Crick has recently completed a functional review of the St Helena Fisheries Corporation (SHFC) – examining how this institution has performed in facilitating the operation of the island’s fishing sector, and what changes it needs to make, if any, to meet the challenges of increased economic activity on the island once the new airport goes into operation

The SHFC was established as part of the project that Crick worked on during his first posting to this very remote south Atlantic island back in 1978 – as the market economist, and some-time tuna fisherman, on the project.  Given the very small size of the island population (4,000) there is no effective market mechanism for setting prices, plus the government effectively sets wage levels, as the largest employer on the island.  In the absence of market mechanisms, the SHFC is there to facilitate the adequate supply of fish to the island, to ensure that fishermen get paid enough for their efforts to allow them to continue to invest in the sector, and to enable the holding over of surplus production for distribution to the island market in times of scarcity, or otherwise for export. 
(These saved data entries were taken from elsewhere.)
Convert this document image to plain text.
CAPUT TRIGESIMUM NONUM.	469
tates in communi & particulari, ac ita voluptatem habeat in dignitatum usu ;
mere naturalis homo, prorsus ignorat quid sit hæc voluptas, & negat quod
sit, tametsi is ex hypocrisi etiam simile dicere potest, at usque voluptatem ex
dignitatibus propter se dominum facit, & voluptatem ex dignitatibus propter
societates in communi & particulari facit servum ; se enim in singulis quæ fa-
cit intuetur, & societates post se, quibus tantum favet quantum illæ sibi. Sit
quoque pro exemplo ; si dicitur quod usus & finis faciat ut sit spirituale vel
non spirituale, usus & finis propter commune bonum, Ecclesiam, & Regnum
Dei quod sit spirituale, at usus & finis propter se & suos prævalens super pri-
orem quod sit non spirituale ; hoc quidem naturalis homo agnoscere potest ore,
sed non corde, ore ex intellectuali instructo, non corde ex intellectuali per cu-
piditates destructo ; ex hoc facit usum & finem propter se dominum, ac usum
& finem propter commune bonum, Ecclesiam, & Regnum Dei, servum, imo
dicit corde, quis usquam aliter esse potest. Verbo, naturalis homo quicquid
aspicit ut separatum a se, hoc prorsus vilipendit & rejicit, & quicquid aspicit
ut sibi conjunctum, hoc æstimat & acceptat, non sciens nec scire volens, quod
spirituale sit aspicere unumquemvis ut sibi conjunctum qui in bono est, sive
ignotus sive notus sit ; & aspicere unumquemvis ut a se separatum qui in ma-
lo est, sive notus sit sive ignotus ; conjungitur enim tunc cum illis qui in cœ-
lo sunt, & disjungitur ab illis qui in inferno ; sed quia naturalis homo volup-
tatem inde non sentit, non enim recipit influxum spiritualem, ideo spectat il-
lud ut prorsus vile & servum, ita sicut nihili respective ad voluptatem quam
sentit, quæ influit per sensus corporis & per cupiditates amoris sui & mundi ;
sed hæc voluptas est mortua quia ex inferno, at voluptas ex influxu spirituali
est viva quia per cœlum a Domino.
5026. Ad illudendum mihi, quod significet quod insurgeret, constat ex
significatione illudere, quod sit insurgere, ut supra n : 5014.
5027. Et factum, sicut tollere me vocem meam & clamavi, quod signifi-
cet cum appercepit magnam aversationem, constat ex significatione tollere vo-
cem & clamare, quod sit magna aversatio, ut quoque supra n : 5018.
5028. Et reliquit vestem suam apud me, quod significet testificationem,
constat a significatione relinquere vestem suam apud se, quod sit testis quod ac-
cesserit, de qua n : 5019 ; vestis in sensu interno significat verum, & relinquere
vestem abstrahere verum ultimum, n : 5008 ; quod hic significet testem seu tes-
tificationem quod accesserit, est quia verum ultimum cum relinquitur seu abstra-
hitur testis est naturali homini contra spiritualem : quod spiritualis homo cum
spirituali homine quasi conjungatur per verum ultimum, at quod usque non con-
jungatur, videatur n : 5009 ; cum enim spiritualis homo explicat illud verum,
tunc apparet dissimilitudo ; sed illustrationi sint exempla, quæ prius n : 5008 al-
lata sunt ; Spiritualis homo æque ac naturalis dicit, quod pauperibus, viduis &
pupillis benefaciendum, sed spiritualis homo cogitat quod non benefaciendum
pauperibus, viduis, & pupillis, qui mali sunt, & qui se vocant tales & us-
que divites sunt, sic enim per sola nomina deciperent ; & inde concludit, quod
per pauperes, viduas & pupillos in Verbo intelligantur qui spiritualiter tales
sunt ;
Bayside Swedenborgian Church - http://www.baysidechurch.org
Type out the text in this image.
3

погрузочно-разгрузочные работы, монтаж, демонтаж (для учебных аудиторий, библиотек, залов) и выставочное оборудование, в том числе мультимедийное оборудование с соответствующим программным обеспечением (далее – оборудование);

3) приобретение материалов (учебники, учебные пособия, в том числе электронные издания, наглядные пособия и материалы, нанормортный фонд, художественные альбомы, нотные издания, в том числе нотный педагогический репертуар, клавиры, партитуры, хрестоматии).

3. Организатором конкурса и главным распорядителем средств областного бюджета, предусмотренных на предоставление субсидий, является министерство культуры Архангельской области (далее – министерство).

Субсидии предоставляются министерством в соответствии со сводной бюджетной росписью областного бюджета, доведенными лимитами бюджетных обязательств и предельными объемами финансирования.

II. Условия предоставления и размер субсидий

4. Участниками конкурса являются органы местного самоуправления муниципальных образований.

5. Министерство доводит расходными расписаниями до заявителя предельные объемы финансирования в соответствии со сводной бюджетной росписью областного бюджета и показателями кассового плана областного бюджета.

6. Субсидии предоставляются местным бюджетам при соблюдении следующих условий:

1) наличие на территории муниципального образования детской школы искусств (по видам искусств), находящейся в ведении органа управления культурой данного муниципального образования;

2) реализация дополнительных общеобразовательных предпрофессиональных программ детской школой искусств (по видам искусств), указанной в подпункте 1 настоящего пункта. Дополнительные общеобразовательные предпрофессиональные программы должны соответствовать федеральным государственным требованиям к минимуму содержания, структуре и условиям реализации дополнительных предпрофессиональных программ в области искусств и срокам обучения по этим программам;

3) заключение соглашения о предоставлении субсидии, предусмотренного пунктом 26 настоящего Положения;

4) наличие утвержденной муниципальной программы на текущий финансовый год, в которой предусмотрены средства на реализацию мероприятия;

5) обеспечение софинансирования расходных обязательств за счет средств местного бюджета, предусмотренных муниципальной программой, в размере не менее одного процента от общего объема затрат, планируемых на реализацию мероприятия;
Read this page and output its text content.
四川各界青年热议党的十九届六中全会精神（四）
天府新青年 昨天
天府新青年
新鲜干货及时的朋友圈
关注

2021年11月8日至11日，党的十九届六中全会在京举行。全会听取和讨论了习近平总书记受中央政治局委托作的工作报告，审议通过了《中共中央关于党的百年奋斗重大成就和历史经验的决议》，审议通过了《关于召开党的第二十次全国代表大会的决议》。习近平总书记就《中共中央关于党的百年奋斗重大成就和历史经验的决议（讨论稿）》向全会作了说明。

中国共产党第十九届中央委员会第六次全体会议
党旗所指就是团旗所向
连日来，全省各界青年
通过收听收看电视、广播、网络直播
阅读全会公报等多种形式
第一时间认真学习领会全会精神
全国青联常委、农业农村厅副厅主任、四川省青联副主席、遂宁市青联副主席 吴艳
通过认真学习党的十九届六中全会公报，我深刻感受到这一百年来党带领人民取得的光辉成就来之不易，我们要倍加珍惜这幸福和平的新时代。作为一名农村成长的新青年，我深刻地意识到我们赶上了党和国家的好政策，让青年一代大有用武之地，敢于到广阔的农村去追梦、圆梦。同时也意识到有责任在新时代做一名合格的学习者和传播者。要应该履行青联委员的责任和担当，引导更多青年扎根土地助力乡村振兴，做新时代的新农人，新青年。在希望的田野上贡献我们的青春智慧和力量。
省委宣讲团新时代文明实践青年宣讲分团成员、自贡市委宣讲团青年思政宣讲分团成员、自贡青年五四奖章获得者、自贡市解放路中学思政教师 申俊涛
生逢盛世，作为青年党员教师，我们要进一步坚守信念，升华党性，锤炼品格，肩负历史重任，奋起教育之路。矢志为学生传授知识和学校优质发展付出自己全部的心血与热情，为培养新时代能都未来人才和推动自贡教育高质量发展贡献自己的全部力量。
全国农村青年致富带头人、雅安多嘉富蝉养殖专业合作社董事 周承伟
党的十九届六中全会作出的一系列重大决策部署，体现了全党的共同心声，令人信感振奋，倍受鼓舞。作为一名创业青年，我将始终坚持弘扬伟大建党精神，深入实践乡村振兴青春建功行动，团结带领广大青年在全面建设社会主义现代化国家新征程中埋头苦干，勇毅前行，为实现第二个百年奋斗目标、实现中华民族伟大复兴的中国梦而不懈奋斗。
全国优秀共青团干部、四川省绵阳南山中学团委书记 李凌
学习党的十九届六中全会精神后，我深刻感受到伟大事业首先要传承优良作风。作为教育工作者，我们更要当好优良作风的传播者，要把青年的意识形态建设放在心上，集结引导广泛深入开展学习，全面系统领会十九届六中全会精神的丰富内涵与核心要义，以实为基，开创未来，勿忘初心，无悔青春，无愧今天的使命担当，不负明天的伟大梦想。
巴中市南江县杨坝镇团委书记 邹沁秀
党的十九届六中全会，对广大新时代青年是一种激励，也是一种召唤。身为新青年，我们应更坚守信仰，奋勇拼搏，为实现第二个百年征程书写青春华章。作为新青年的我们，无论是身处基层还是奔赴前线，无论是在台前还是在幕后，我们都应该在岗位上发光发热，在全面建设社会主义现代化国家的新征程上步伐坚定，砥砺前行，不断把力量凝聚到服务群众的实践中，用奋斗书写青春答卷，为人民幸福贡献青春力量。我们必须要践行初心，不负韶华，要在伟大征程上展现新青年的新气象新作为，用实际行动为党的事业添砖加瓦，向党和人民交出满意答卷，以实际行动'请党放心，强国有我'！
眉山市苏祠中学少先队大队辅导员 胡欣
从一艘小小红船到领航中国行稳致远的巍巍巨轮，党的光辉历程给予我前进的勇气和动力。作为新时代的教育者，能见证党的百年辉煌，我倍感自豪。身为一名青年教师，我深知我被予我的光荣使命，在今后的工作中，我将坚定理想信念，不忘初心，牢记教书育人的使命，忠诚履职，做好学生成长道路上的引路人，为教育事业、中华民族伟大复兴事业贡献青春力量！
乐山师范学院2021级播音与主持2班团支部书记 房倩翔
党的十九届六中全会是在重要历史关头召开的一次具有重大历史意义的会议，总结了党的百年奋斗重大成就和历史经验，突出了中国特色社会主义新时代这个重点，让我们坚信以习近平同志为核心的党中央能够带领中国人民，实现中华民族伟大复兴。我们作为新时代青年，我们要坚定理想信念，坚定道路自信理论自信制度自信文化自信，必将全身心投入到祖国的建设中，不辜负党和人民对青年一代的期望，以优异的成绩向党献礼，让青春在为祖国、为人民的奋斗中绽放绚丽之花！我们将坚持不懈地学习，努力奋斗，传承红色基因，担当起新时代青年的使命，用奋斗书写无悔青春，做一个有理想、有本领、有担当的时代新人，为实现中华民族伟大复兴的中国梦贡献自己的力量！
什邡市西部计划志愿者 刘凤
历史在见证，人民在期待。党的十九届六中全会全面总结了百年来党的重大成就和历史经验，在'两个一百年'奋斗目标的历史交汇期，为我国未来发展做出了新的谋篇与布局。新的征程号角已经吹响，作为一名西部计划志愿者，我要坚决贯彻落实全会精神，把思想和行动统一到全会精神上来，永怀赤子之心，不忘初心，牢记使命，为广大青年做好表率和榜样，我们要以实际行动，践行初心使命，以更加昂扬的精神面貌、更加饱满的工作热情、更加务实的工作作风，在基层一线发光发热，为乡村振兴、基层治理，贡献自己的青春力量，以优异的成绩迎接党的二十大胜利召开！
Make no bones about it – this is a tightly managed economy.  But as part of the development strategy for the island renewed efforts are being made to make the island economy more self-sufficient, spurred on in part by the development of the island’s first airport.  More is being done to stimulate private investment, and to move to a more open economy.  From a fishery sector perspective, SHFC sits in middle of these developments – acting as a go-between linking fishermen and the main island processor / exporter, being the main investor in a new venture fishing tuna on offshore seamounts, and promoting local consumption and high value exports.  2013 yielded the lowest landings on record, at a little over 100t of tuna – a combination of unfavourable oceanic conditions and the reality that many fishermen were lured away from the sea by more secure and better paying work onshore.  This year things are looking distinctly up – the new boat MFV Extractor is bringing in fish from the seamounts, another new entrant, MFV Argonaut, is bringing in big fish from just beyond the inshore waters, and at least two other local vessels are being re-rigged to fish further offshore.  And in the background SHFC is doing its bit to keep things running smoothly.